– Не сегодня, – почти выкрикиваю я и откидываюсь назад, оплетаю его корпус бедрами, желая больше этой разносящей на куски боли. Пусть лучше страдает тело, чем душа. – Сильнее.
Гордей стонет сквозь сжатые зубы, двигается во мне плавно, но с каждым толчком ему все труднее и труднее сдерживаться.
Я пытаюсь удержать, сохранить чувство режущего дискомфорта, но оно трансформируется в возбуждение, тяжелое, все возрастающее, такое, от которого внизу живота все набухает от прилившей крови.
– Люблю тебя, – он кладет руку мне на живот, прижимает, и ощущения от его движений становятся еще ярче. – Моя девочка…
Отворачиваюсь от него, сжимаю зубы до скрипа, чувствую, как по вискам струятся горячие слезы. Так больно это слышать. И еще больнее оттого, что не могу ответить.
Его толчки все сильнее, увереннее, поцелуи в шею, ключицы все жестче и больнее.
– Не хочешь смотреть на меня, – закусывает мою кожу. – Хорошо.
Выходит из меня резко, разворачивает к себе спиной, распихивает мои ноги по сторонам и подтягивает к себе мою попку, входит глубоко так, что его яйца бьются о промежность.
– Не смотри, – стонет он. – Представь, что это он.
– И представлю, – огрызаюсь я, содрогнувшись от новой волны боли и обиды, от которой сердце еще отчаяннее начало колотиться о ребра. – Еще как представлю.
Он сжимает мои бедра, возможно, оставит следы, запускает руку под меня, касается клитора, проходится второй ладонью по моей спине. Неожиданно замедляется, а потом и вовсе выходит из меня.
– Прости, – отодвигается дальше по кровати. – Прости, что я… И за сегодня прости. Мне жаль, что ты запомнишь это так. Уверен, ты хотела бы, чтобы все было по-другому. Прости меня.
Поднимается, отворачивается, трет ладонями лицо.
– Знаешь, почему у меня ни с кем не было? – спрашиваю, морщась от дискомфортной боли внизу живота, глядя на кровавые пятнышки на простынях.

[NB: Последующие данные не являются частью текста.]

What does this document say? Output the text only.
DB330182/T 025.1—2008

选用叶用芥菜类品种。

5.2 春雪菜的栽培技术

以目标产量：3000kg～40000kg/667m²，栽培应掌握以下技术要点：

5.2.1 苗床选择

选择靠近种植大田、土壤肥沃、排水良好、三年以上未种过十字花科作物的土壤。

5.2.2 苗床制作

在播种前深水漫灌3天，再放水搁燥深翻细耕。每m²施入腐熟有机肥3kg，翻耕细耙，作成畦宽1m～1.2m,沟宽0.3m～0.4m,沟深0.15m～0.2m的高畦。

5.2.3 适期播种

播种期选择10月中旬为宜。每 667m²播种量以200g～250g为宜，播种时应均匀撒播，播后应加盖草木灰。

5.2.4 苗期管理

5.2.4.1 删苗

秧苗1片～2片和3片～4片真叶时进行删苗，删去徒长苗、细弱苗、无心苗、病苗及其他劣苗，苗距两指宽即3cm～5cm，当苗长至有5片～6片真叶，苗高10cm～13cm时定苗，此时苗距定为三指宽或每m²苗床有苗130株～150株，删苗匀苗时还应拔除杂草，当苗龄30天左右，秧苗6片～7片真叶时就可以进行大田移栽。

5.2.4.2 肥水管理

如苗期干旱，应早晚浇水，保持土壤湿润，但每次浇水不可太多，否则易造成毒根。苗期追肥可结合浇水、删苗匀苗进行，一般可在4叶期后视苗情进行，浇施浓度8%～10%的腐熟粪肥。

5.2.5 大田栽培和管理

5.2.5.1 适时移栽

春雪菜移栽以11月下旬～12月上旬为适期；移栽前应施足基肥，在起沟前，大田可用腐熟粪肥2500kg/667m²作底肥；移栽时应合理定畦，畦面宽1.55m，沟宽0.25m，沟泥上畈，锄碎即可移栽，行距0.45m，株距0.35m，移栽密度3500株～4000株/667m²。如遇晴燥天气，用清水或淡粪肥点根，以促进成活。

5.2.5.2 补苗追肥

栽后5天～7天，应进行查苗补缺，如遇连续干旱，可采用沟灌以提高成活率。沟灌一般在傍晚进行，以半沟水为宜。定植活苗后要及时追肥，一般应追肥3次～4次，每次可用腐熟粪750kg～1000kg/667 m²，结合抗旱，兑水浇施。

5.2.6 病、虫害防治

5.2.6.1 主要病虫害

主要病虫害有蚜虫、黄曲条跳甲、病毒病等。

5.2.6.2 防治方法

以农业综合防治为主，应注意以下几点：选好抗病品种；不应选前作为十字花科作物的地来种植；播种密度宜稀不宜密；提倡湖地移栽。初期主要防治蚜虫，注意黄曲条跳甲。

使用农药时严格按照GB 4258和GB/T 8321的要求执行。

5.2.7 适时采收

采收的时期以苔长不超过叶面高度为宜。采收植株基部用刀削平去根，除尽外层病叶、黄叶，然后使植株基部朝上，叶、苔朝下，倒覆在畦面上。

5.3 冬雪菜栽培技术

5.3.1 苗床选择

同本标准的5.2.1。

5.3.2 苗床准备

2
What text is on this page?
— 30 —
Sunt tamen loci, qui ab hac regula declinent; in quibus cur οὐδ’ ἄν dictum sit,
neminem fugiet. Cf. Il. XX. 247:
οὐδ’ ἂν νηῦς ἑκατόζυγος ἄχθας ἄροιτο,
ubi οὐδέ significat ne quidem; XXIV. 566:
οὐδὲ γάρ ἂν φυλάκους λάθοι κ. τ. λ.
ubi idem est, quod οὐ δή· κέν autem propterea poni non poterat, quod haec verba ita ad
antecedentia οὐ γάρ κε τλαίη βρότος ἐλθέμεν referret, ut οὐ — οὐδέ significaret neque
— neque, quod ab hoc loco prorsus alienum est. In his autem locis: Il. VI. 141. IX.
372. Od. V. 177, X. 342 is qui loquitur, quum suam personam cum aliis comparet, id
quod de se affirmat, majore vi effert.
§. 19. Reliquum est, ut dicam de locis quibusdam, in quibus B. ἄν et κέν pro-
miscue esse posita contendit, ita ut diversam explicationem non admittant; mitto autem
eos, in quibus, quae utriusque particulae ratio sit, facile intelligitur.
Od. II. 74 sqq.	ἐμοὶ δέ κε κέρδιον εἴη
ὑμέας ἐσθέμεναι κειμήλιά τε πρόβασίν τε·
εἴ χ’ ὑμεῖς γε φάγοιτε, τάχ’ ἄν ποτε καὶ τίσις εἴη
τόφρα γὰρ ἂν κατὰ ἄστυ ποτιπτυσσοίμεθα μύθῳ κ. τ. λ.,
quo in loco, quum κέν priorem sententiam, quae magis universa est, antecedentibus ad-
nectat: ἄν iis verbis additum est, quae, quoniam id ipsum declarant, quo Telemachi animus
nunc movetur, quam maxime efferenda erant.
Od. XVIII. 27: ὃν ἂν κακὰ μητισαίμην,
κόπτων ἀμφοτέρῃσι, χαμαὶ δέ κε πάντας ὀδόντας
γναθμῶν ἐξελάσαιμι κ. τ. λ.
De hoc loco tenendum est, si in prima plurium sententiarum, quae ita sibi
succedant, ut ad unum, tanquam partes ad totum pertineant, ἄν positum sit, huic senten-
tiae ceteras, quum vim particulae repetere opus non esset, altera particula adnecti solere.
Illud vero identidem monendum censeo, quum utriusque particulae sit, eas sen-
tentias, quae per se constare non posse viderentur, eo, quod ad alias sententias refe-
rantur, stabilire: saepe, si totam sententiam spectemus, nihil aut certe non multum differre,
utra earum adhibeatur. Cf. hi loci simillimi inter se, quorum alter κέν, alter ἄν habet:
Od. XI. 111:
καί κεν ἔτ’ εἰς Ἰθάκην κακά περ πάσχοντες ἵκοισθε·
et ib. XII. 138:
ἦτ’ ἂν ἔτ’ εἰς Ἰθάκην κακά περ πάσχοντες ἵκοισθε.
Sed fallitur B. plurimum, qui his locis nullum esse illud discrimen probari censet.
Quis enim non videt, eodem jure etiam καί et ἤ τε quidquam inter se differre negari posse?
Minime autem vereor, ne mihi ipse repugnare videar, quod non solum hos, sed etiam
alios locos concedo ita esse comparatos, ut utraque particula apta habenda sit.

– Не знаю, – устало выдыхает он.
– Я всегда думала, что это будет с тобой. Не важно как и где, но с тобой, – сажусь, притягиваю к себе коленки и обнимаю их. – А потом ты меня бросил, а я так и не смогла это в себе поменять, и каждый раз, когда кто-то меня касался, это казалось мне чем-то неправильным. Вот такая я дура, Гордей. Даже с Русом не вышло.
– Теперь неправильным тебе кажусь и я, потому что ты помнишь другого меня, верно? – хмыкает он.
Я соскакиваю с кровати, оборачиваю простыню над грудью и сажусь на колени перед ним, касаюсь его щеки, очень хочу, чтобы Гордей на меня посмотрел.
– Я помню тебя другим, без дурацкой бороды. Я помню свою веру в то, что ты всегда будешь только со мной, а я всегда буду принадлежать тебе, – всхлипываю. – И мне так больно от этого.
– Если я ее сбрею, ты снова скажешь, что я ничтожество, – улыбается он, гладит меня пальцем по щеке. – Она мой щит. А я тебя слишком люблю, чтобы меня не задевали твои слова.
– Я слишком люблю одно ничтожество, – говорю с трудом преодолевая слезный ком, парализующий горло, – чтобы меня не задевали его поступки. Прости за машину.
– Прости за все, – сползает ко мне на пол. – Иди ко мне.
– Отмотай время на пять лет назад, прошу тебя, – обвиваю его шею руками, позволяю простыне соскользнуть и прижимаюсь к нему. – Ты же все можешь…
– Только ты всегда так думала, – невесомые поцелуи ложатся на мои скулы, шею, ключицы, нежные руки поддерживают спину. – А оказалось, что без тебя я ни черта не могу.
– Все ты можешь, – шепчу ему в губы, трусь о них носом. – Я так много тебе врала. Ты не ничтожество. И я тебя не ненавижу.
– Спасибо, – Гордей целует мою грудь, обводит языком сосок, втягивает его, перекатывает во рту. – Давай останемся вместе? Хочешь, я пойду к психиатру, чтоб не пугать тебя?